Mi Parashá – Génesis 5:5
Entender la importancia de nuestra longevidad en este mundo no es algo sencillo, especialmente en épocas en las que se percibe la vejez casi como un castigo material, producto de la pérdida de la fuerza corporal. Sin embargo, el mismo Adán nos enseña, tras su vida de novecientos treinta años, que nuestra duración en esta existencia física implica, a la vez, un impacto duradero en nuestro crecimiento espiritual y, por ende, la posibilidad de influir positivamente con nuestras decisiones sobre la humanidad.
Entender que los años de vida de Adán, como los nuestros, simbolizan la extensión del conocimiento y la influencia que podemos y debemos ejercer sobre las generaciones futuras.

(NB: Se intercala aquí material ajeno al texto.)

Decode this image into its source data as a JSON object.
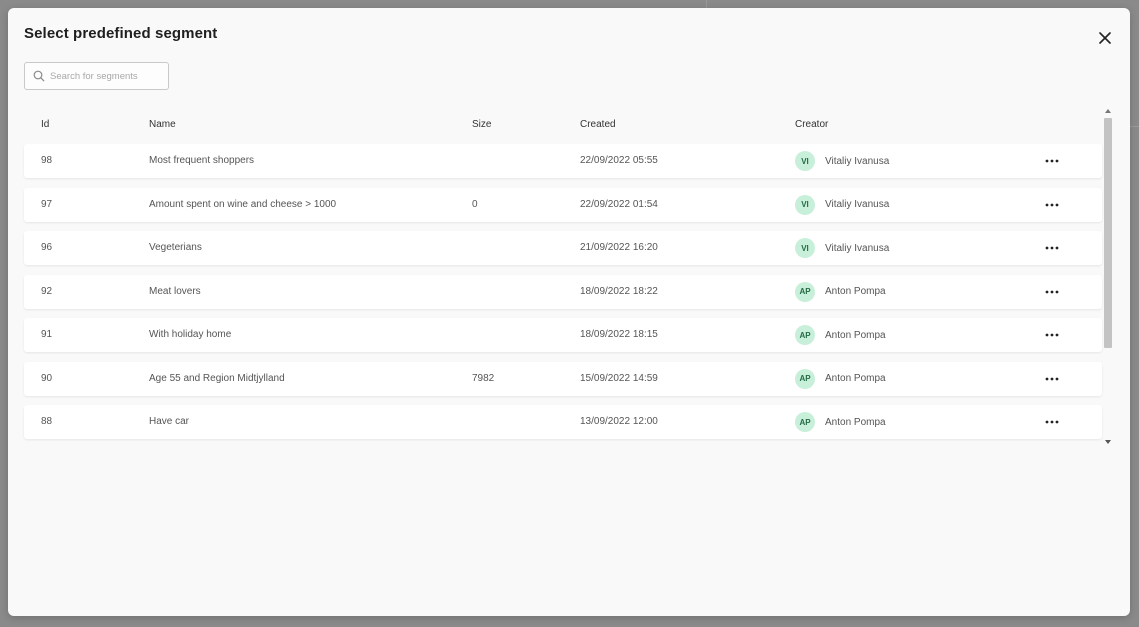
{
  "modal": {
    "title": "Select predefined segment",
    "search_placeholder": "Search for segments"
  },
  "table": {
    "headers": {
      "id": "Id",
      "name": "Name",
      "size": "Size",
      "created": "Created",
      "creator": "Creator"
    },
    "rows": [
      {
        "id": "98",
        "name": "Most frequent shoppers",
        "size": "",
        "created": "22/09/2022 05:55",
        "initials": "VI",
        "creator": "Vitaliy Ivanusa"
      },
      {
        "id": "97",
        "name": "Amount spent on wine and cheese > 1000",
        "size": "0",
        "created": "22/09/2022 01:54",
        "initials": "VI",
        "creator": "Vitaliy Ivanusa"
      },
      {
        "id": "96",
        "name": "Vegeterians",
        "size": "",
        "created": "21/09/2022 16:20",
        "initials": "VI",
        "creator": "Vitaliy Ivanusa"
      },
      {
        "id": "92",
        "name": "Meat lovers",
        "size": "",
        "created": "18/09/2022 18:22",
        "initials": "AP",
        "creator": "Anton Pompa"
      },
      {
        "id": "91",
        "name": "With holiday home",
        "size": "",
        "created": "18/09/2022 18:15",
        "initials": "AP",
        "creator": "Anton Pompa"
      },
      {
        "id": "90",
        "name": "Age 55 and Region Midtjylland",
        "size": "7982",
        "created": "15/09/2022 14:59",
        "initials": "AP",
        "creator": "Anton Pompa"
      },
      {
        "id": "88",
        "name": "Have car",
        "size": "",
        "created": "13/09/2022 12:00",
        "initials": "AP",
        "creator": "Anton Pompa"
      }
    ]
  },
  "icons": {
    "close": "close-icon",
    "search": "search-icon",
    "more": "more-horizontal-icon"
  },
  "colors": {
    "avatar_bg": "#c8efd9",
    "avatar_text": "#256b47",
    "modal_bg": "#f9f9f9"
  }
}
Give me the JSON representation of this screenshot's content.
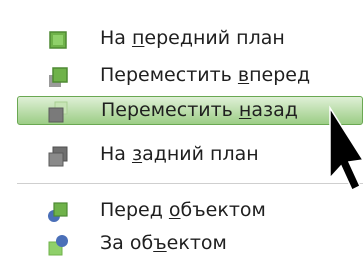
{
  "menu": {
    "items": [
      {
        "pre": "На ",
        "u": "п",
        "post": "ередний план",
        "icon": "bring-to-front-icon"
      },
      {
        "pre": "Переместить ",
        "u": "в",
        "post": "перед",
        "icon": "bring-forward-icon"
      },
      {
        "pre": "Переместить ",
        "u": "н",
        "post": "азад",
        "icon": "send-backward-icon",
        "selected": true
      },
      {
        "pre": "На ",
        "u": "з",
        "post": "адний план",
        "icon": "send-to-back-icon"
      },
      {
        "pre": "Перед ",
        "u": "о",
        "post": "бъектом",
        "icon": "in-front-of-object-icon"
      },
      {
        "pre": "За об",
        "u": "ъ",
        "post": "ектом",
        "icon": "behind-object-icon"
      }
    ]
  },
  "colors": {
    "icon_green": "#6fb24a",
    "icon_gray": "#808080",
    "icon_blue": "#4a6fb8",
    "selection": "#9ccd86"
  },
  "cursor": {
    "icon": "mouse-pointer-icon"
  }
}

Es por ello que la expresión que hace referencia a la muerte de Adán “וַיָּמֹת” (vayamot, “y murió”) nos proyecta, como consecuencia del pecado original, que la muerte se introdujo en nuestras existencias, denotando la mortalidad de nuestra humanidad.
Pero la muerte no se ve en dicho contexto simplemente como un fin, sino como una transición a otra forma de existencia, por lo cual la vida de Adán, tan larga, indica la importancia de aprovechar al máximo nuestro tiempo en la Tierra para cumplir con nuestra misión espiritual. Oportunidades permanentes se nos dan y que regularmente no aprovechamos, lo que significa que, aunque contamos con un día más de existencia para cumplir con esos propósitos, también significa un día menos dentro de ese amplio listado de instantes otorgados para nuestro crecimiento integral, personal y general.
El número 930 (novecientos treinta años), al descomponerse para realizar un análisis más profundo, nos presenta que tanto el 9 como el 30 nos hablan, por un lado, de la verdad y la totalidad, y por el otro, de la madurez y la responsabilidad. Esto, a su vez, nos lleva a la palabra “וַיָּמֹת” (vayamot) y su valor gemátrico de 456 (ו=6, י=10, מ=40, ו=6, ת=400), para que no perdamos de vista que nuestro mayor propósito es el de conectar esta realidad material con la espiritual.
Por lo tanto, la idea de que la muerte, aunque parece ser el final en el plano físico, es en realidad una transición hacia una existencia que trasciende lo terrenal, nos habla de la importancia de disfrutar de esta vida terrenal, comprendiendo el significado que cada enseñanza nos da dentro de ella, ya que cada momento es valioso y debe ser utilizado para avanzar en esa misión espiritual.
Y aunque la muerte es inevitable, ella solo denota el fin de un ciclo, ya que no representa nuestro fin ni siquiera el de nuestra influencia en la tierra. Por el contrario, tanto nuestro legado como el ascenso de nuestra alma significan el comienzo de una nueva fase que continúa tanto a través de nuestros descendientes como de las enseñanzas que se dejaron.
La transición que todos enfrentamos solo denota que nuestras acciones durante nuestra vida tienen un impacto duradero que trasciende nuestro tiempo en la Tierra, así que debemos aportarle a la longevidad reconsiderando cómo vivimos nuestras propias vidas para que ese legado que dejaremos a las generaciones futuras tenga un propósito más elevado, ya que cada uno de nuestros actos contribuye a la expansión de la luz divina en el mundo.